6.10.2006

-in the name of Allah-


another chapter, albeit much smaller, in life comes to a periodic close. i wonder if i'm happier now that i've saved myself from high likelihood of grief only to find no avail everywhere else. i'm a step away from what's good for me and i'm a step away from what's not, so what am i closer to? there should be a pill for turning off the nafs and everything that springs from it. sometimes there'd be relief to be found in complete indifference. as that's impossible for me, i meander forth.

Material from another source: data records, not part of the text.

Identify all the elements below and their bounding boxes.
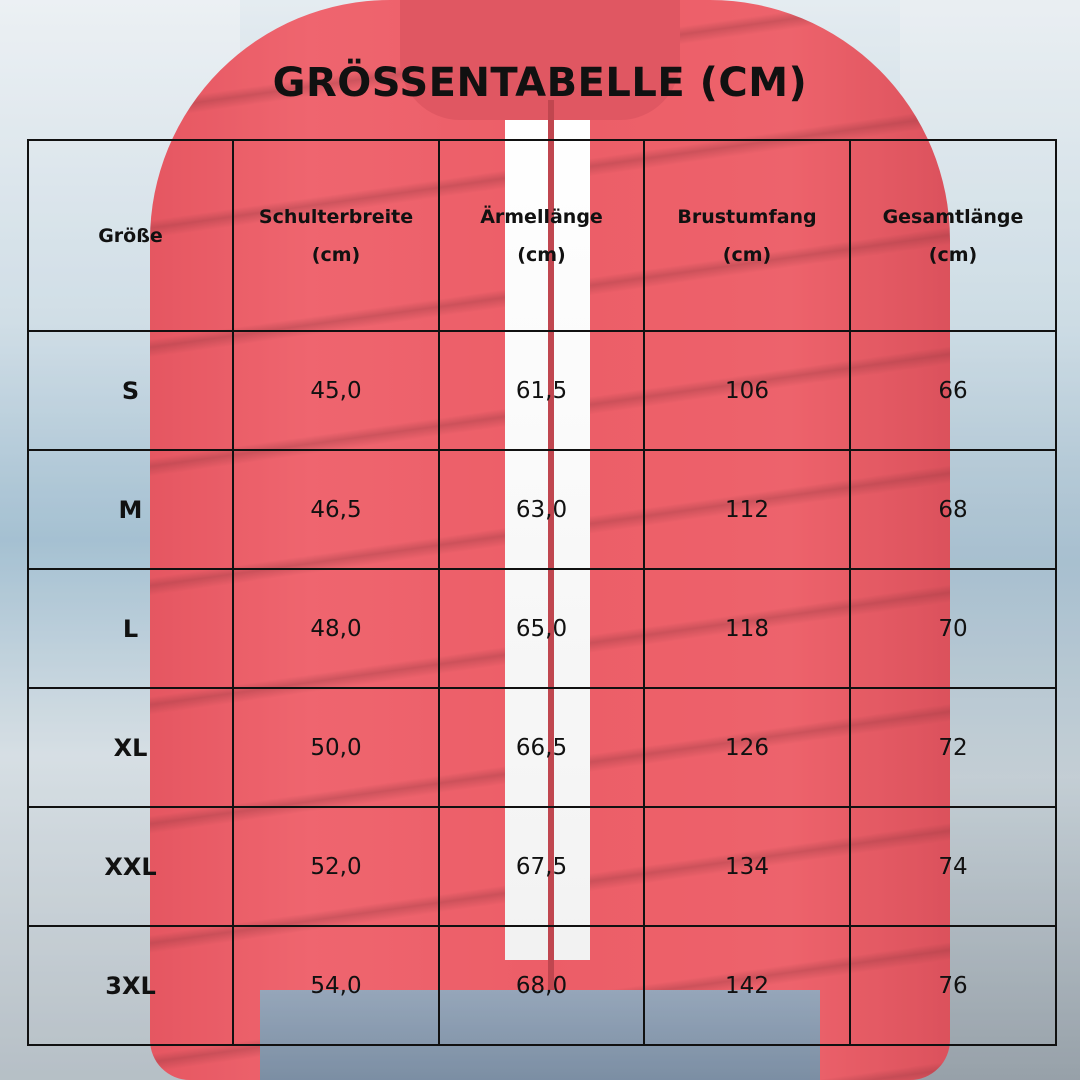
header-sleeve-label: Ärmellänge — [480, 205, 603, 228]
size-cell: M — [27, 449, 234, 570]
header-shoulder-unit: (cm) — [311, 243, 361, 266]
size-cell: S — [27, 330, 234, 451]
length-cell: 76 — [849, 925, 1057, 1046]
size-cell: 3XL — [27, 925, 234, 1046]
table-header-row: Größe Schulterbreite (cm) Ärmellänge (cm… — [27, 139, 1057, 332]
length-cell: 74 — [849, 806, 1057, 927]
size-cell: XL — [27, 687, 234, 808]
header-size: Größe — [27, 139, 234, 332]
shoulder-cell: 52,0 — [232, 806, 440, 927]
header-length: Gesamtlänge (cm) — [849, 139, 1057, 332]
table-row: XXL 52,0 67,5 134 74 — [27, 806, 1057, 927]
size-cell: XXL — [27, 806, 234, 927]
chest-cell: 118 — [643, 568, 851, 689]
sleeve-cell: 68,0 — [438, 925, 645, 1046]
header-shoulder-label: Schulterbreite — [258, 205, 414, 228]
length-cell: 72 — [849, 687, 1057, 808]
header-sleeve: Ärmellänge (cm) — [438, 139, 645, 332]
header-shoulder: Schulterbreite (cm) — [232, 139, 440, 332]
shoulder-cell: 48,0 — [232, 568, 440, 689]
header-length-label: Gesamtlänge — [882, 205, 1024, 228]
shoulder-cell: 54,0 — [232, 925, 440, 1046]
shoulder-cell: 46,5 — [232, 449, 440, 570]
shoulder-cell: 50,0 — [232, 687, 440, 808]
header-length-unit: (cm) — [928, 243, 978, 266]
table-row: 3XL 54,0 68,0 142 76 — [27, 925, 1057, 1046]
sleeve-cell: 66,5 — [438, 687, 645, 808]
sleeve-cell: 63,0 — [438, 449, 645, 570]
page-title: GRÖSSENTABELLE (CM) — [272, 60, 808, 106]
sleeve-cell: 67,5 — [438, 806, 645, 927]
chest-cell: 142 — [643, 925, 851, 1046]
length-cell: 66 — [849, 330, 1057, 451]
shoulder-cell: 45,0 — [232, 330, 440, 451]
header-chest: Brustumfang (cm) — [643, 139, 851, 332]
length-cell: 70 — [849, 568, 1057, 689]
chest-cell: 134 — [643, 806, 851, 927]
sleeve-cell: 65,0 — [438, 568, 645, 689]
header-size-label: Größe — [98, 224, 163, 247]
sleeve-cell: 61,5 — [438, 330, 645, 451]
header-chest-unit: (cm) — [722, 243, 772, 266]
header-chest-label: Brustumfang — [677, 205, 817, 228]
table-row: S 45,0 61,5 106 66 — [27, 330, 1057, 451]
chest-cell: 126 — [643, 687, 851, 808]
chest-cell: 106 — [643, 330, 851, 451]
jacket-collar — [400, 0, 680, 120]
chest-cell: 112 — [643, 449, 851, 570]
size-cell: L — [27, 568, 234, 689]
table-row: XL 50,0 66,5 126 72 — [27, 687, 1057, 808]
length-cell: 68 — [849, 449, 1057, 570]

certainty is gold, comfort is silver, if i could gift wrap myself an ounce of each i'd be a trillion dollars richer. you might wonder why give myself a gift, it's because i can't quite find the other half in a rear view mirror's tilt. of patterns this i've noticed, imagination is fruitless as long as life is corrosive. building so many towers out of dreamer's bricks, everything evaporates once the stars of fate become even remotely lit. letting go now to be a little safer later on, i see gatsby's ball failed and his only friend came when the bullet revolved. ambitions and dreams, desires and goals, all make up the idealistic idiot that fills all the cameo roles. like a mime i follow his signs and try to gain mastery of time, but what's real and unforeseen clouds my vision to what's a given buried in smokescreens. to each of these ryhmes add a drop of bitterness and a pound of frustration, bake for a lifetime, open the casket to reap heavenly or hellish gestation.